With DMC being such an important initiative not only for the growth of Mayo Clinic but also for the city of Rochester and its surrounding communities, I am pleased to see this tax bill with DMC fixes passed so quickly.
Instead of this legislation being bogged down by political gamesmanship, Republicans negotiated with Senate and House Democrats to move through DMC language clarification, keeping the intention of last biennium's legislation intact and allowing the project to progress as planned.
For those unfamiliar with DMC or why the fix was needed, the original proposal was passed by the legislature in 2013. With $585 million approved for public funding from state and local sources, Mayo Clinic could expand, area infrastructure could be improved and the city would have a Destination Medical Center — attracting more people from around the globe to seek health-care treatment in Rochester and support our local and state economy.
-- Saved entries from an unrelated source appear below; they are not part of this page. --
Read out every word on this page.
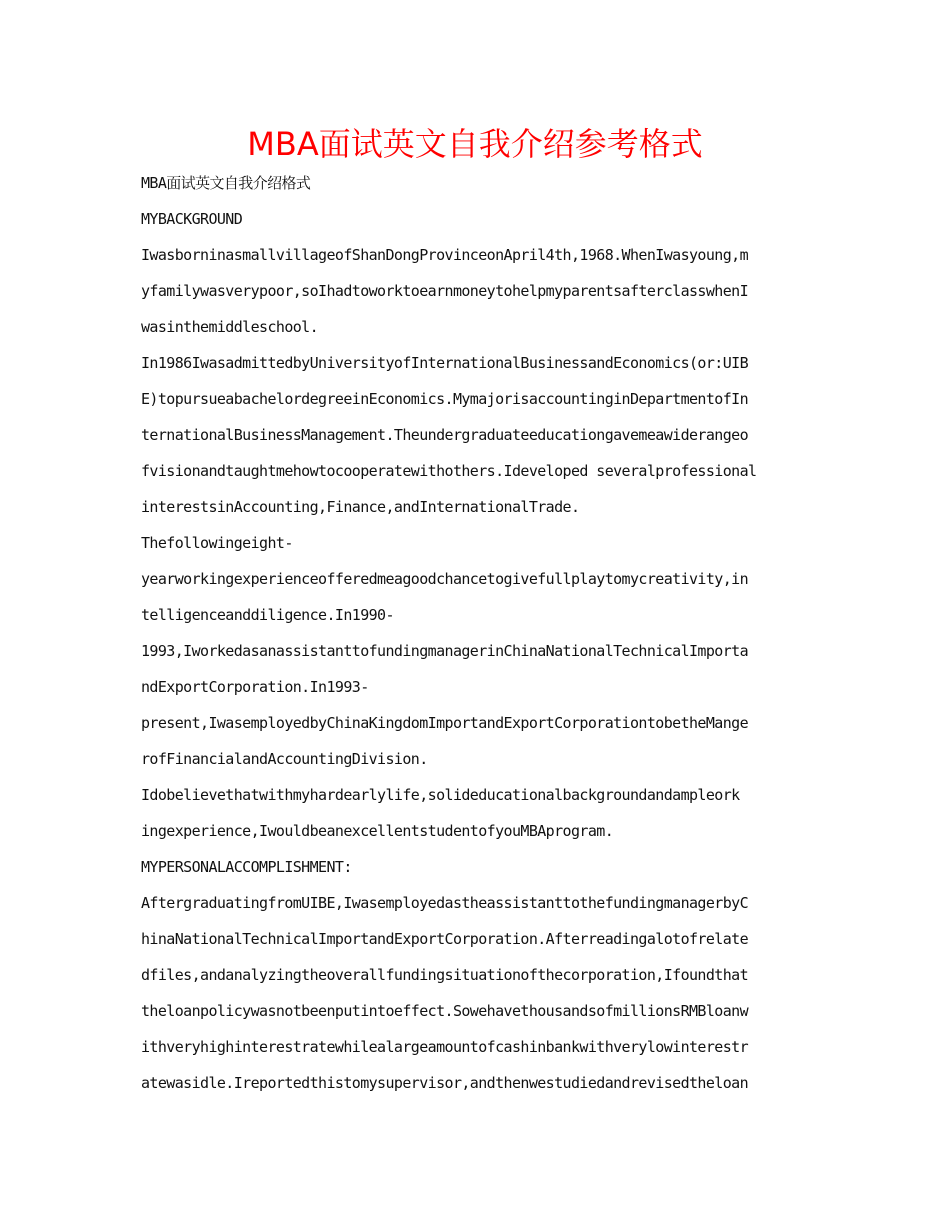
MBA面试英文自我介绍参考格式
MBA面试英文自我介绍格式
MYBACKGROUND
IwasborninasmallvillageofShanDongProvinceonApril4th,1968.WhenIwasyoung,m
yfamilywasverypoor,soIhadtoworktoearnmoneytohelpmyparentsafterclasswhenI
wasinthemiddleschool.
In1986IwasadmittedbyUniversityofInternationalBusinessandEconomics(or:UIB
E)topursueabachelordegreeinEconomics.MymajorisaccountinginDepartmentofIn
ternationalBusinessManagement.Theundergraduateeducationgavemeawiderangeo
fvisionandtaughtmehowtocooperatewithothers.Ideveloped severalprofessional
interestsinAccounting,Finance,andInternationalTrade.
Thefollowingeight-
yearworkingexperienceofferedmeagoodchancetogivefullplaytomycreativity,in
telligenceanddiligence.In1990-
1993,IworkedasanassistanttofundingmanagerinChinaNationalTechnicalImporta
ndExportCorporation.In1993-
present,IwasemployedbyChinaKingdomImportandExportCorporationtobetheMange
rofFinancialandAccountingDivision.
Idobelievethatwithmyhardearlylife,solideducationalbackgroundandampleork
ingexperience,IwouldbeanexcellentstudentofyouMBAprogram.
MYPERSONALACCOMPLISHMENT:
AftergraduatingfromUIBE,IwasemployedastheassistanttothefundingmanagerbyC
hinaNationalTechnicalImportandExportCorporation.Afterreadingalotofrelate
dfiles,andanalyzingtheoverallfundingsituationofthecorporation,Ifoundthat
theloanpolicywasnotbeenputintoeffect.SowehavethousandsofmillionsRMBloanw
ithveryhighinterestratewhilealargeamountofcashinbankwithverylowinterestr
atewasidle.Ireportedthistomysupervisor,andthenwestudiedandrevisedtheloan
In addition, DMC was intended to be a public-private partnership with private investments being matched with state dollars. Together, the project could bring $6 billion to our community.
Last fall, however, the DMC hit a road bump when Minnesota's Attorney General Lori Swanson sent a letter to the Department of Employment and Economic Development stating the way the law is written, it would require double the private investment to receive state funding, putting the future of the project in jeopardy.
So to keep the DMC project moving forward in a timely manner, Republican leaders acted quickly to pass clarifying language so the law works as intended. The bill passed last week in the House also ensured Rochester's costs to prepare the development plan for DMC counts toward the local government matching contribution for the project.
As a co-author of the DMC fix, I worked hard behind the scenes talking with legislators, committee chairs and state leaders to ensure this legislation moved forward without delay, getting to Gov. Mark Dayton's desk for signature as soon as possible.
Rochester and Mayo Clinic greatly benefit from this key piece of legislation, and I am thrilled to see this ambitious project moving forward. Our city will see a significant investment to improve the quality of life here and attract more people to seek medical treatment in our world-class institution.
I came to the Capitol to work hard for my district, fighting for the people and priorities of our community. As someone new to the legislature, it's wonderful to see what my GOP and DFL colleagues can accomplish when working together for the betterment of Minnesota.
Although we won't agree on everything, I will continue to reach across the aisle to craft bipartisan legislation this session because being a state representative isn't about rhetoric or political parties — it's about doing the right thing for Minnesotans.
Nels Pierson, a Republican from Rochester, represents District 26B in the Minnesota House of Representatives.